Jurus Menekan Defisit Transaksi Berjalan
Menyikapi transaksi berjalan yang mengalami defisit selama 26 kuartal ini, pemerintah melakukan berbagai cara. Salah satunya adalah dengan memberdayakan penggunaan rupiah dalam transaksi bisnis sehari-hari. Indonesia sudah memiliki aturan mengenai kewajiban menggunakan mata uang denominasi rupiah untuk transaksi yang dilakukan di dalam negeri, melalui Undang-Undang Nomor 7 Tahun 2011 tentang Mata Uang.
Sempat ada ketentuan kewajiban transaksi menggunakan mata uang asing khususnya dolar AS masih berlangsung di Pelabuhan Tanjung Priok pada medio 2014. Denominasi dolar AS digunakan untuk pembayaran Container Handling Charge (CHC) dan Terminal Handling Charge (THC). Selain itu, ada ketentuan penggunaan mata uang asing juga terjadi di berbagai pelabuhan di daerah, salah satunya di Batam yang melakukan transaksi dengan denominasi dolar Singapura.
Chairul Tanjung yang saat itu menjabat sebagai Menteri Koordinator Bidang Perekonomian meminta transaksi keuangan di kawasan pelabuhan untuk menggunakan mata uang rupiah, sesuai dengan penerapan UU Nomor 7 Tahun 2011. Menurutnya, kewajiban menggunakan mata uang rupiah dalam setiap transaksi diharapkan dapat mengurangi permintaan dolar AS di dalam negeri, sehingga tekanan terhadap pelemahan nilai tukar rupiah bisa berkurang.

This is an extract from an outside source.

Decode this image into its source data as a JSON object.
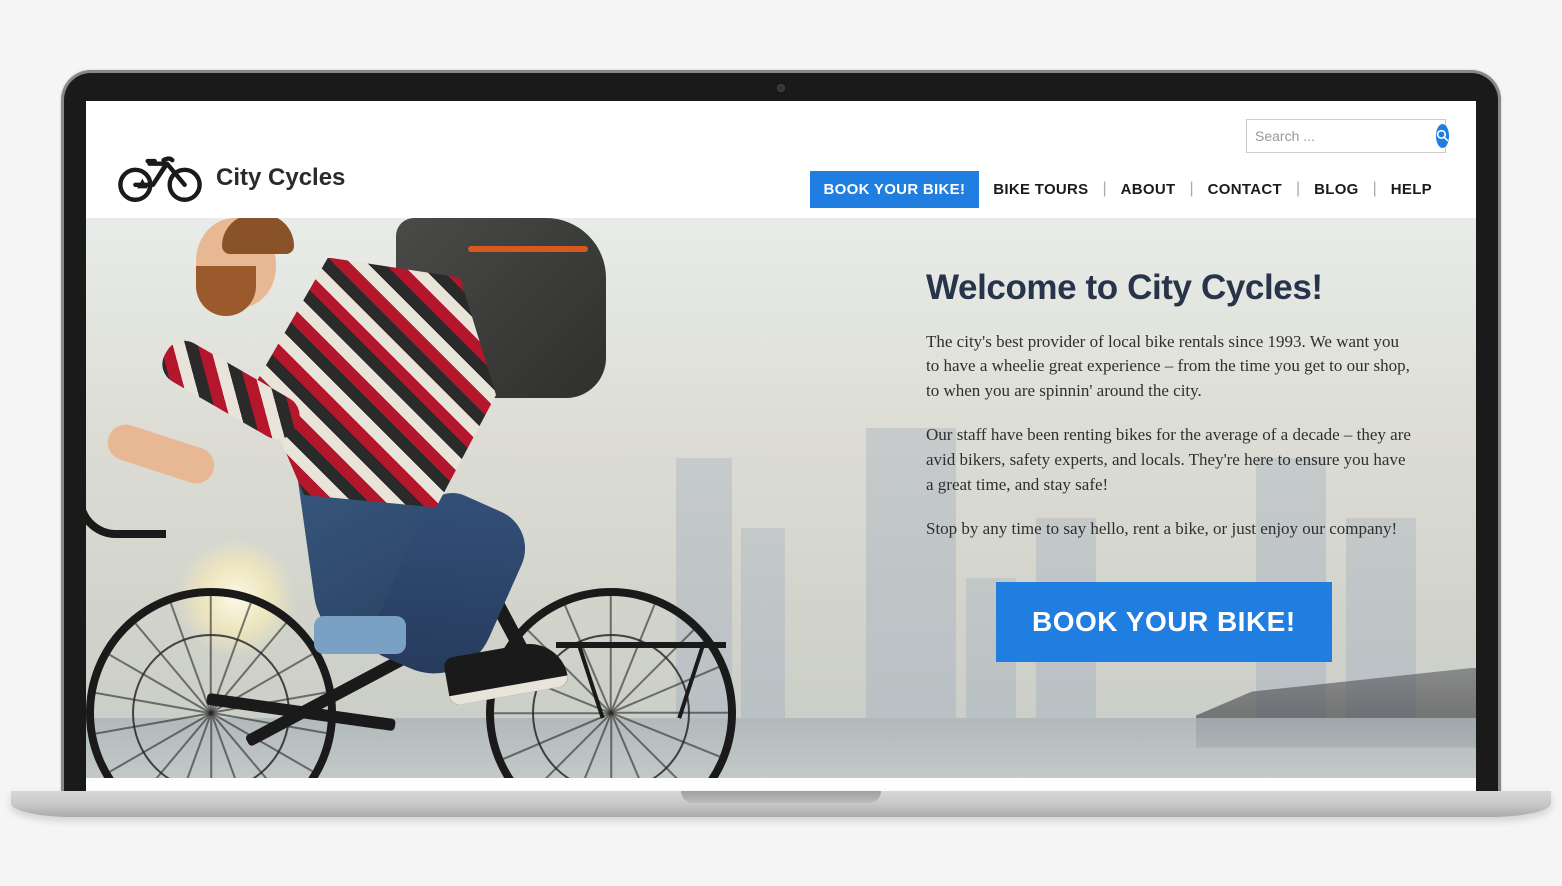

“Harapannya, nilai tukar rupiah bisa stabil,” ucap Chairul Tanjung seperti dilansir Rappler.
Ketentuan wajib menggunakan rupiah di lingkungan kerja pelabuhan dan pelayaran semakin dipertegas oleh Peraturan Direktur Jenderal Perhubungan Laut (Perdirjen Hubla) No. : HK. 103/2/13/DJPL-14 Tanggal 26 Agustus 2014 Tentang Penggunaan Mata Uang Mata Uang Rupiah Dalam Melakukan Transaksi pada kegiatan Transportasi Laut.

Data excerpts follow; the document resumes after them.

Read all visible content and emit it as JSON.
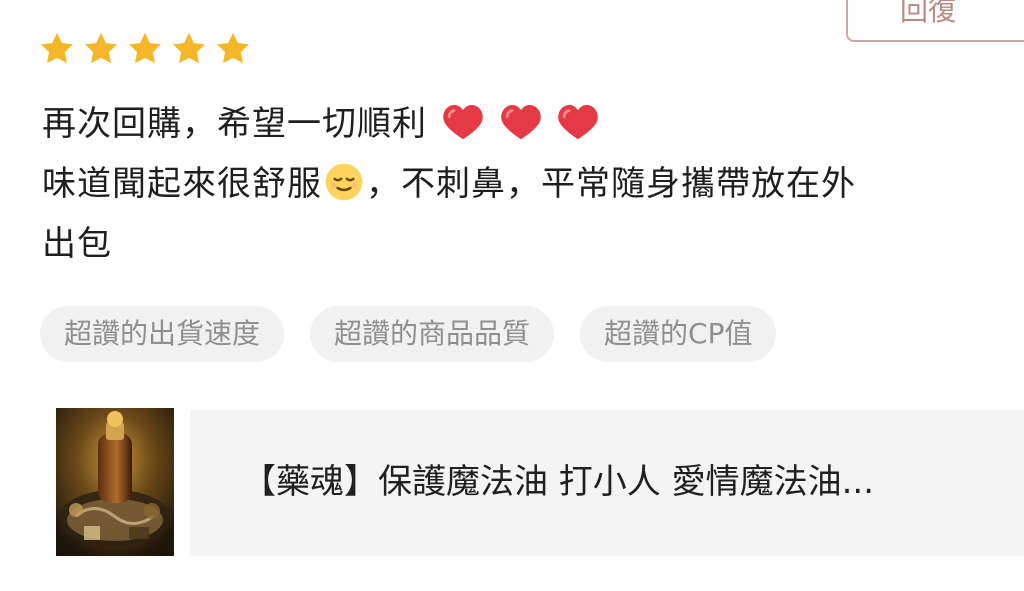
{
  "review": {
    "reply_label": "回復",
    "rating": 5,
    "lines": [
      "再次回購，希望一切順利",
      "味道聞起來很舒服",
      "，不刺鼻，平常隨身攜帶放在外",
      "出包"
    ]
  },
  "tags": [
    {
      "label": "超讚的出貨速度"
    },
    {
      "label": "超讚的商品品質"
    },
    {
      "label": "超讚的CP值"
    }
  ],
  "product": {
    "name": "【藥魂】保護魔法油 打小人 愛情魔法油",
    "ellipsis": "..."
  },
  "colors": {
    "star": "#f5b72a",
    "heart": "#e63946",
    "tag_background": "#f1f1f1",
    "tag_text": "#8f8f8f",
    "product_background": "#f4f4f4"
  },
  "icons": {
    "star": "star-icon",
    "heart": "heart-icon",
    "relieved_face": "relieved-face-icon",
    "product_image": "product-image"
  }
}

Pasal 2 Perdirjen menyebutkan, dalam melakukan transaksi yang mempunyai tujuan pembayaran atau penyelesaian kewajiban kegiatan dibidang transportasi laut meliputi jasa-jasa kepelabuhanan, kenavigasian, angkutan laut, pemeriksaan kapal, transportasi laut lainnya wajib menggunakan mata uang rupiah.
Undang-undang ini kemudian dipertegas dengan peraturan turunan berupa Peraturan Bank Indonesia (PBI) Nomor 17/3/PBI/2015 Tentang Kewajiban Penggunaan rupiah di Wilayah Negara Kesatuan Republik Indonesia (NKRI). BI juga merilis Surat Edaran BI (SEBI) Nomor 17/11/DKSP tertanggal 1 Juni 2015, tentang Kewajiban Penggunaan Rupiah di Wilayah Negara Kesatuan Republik Indonesia (NKRI).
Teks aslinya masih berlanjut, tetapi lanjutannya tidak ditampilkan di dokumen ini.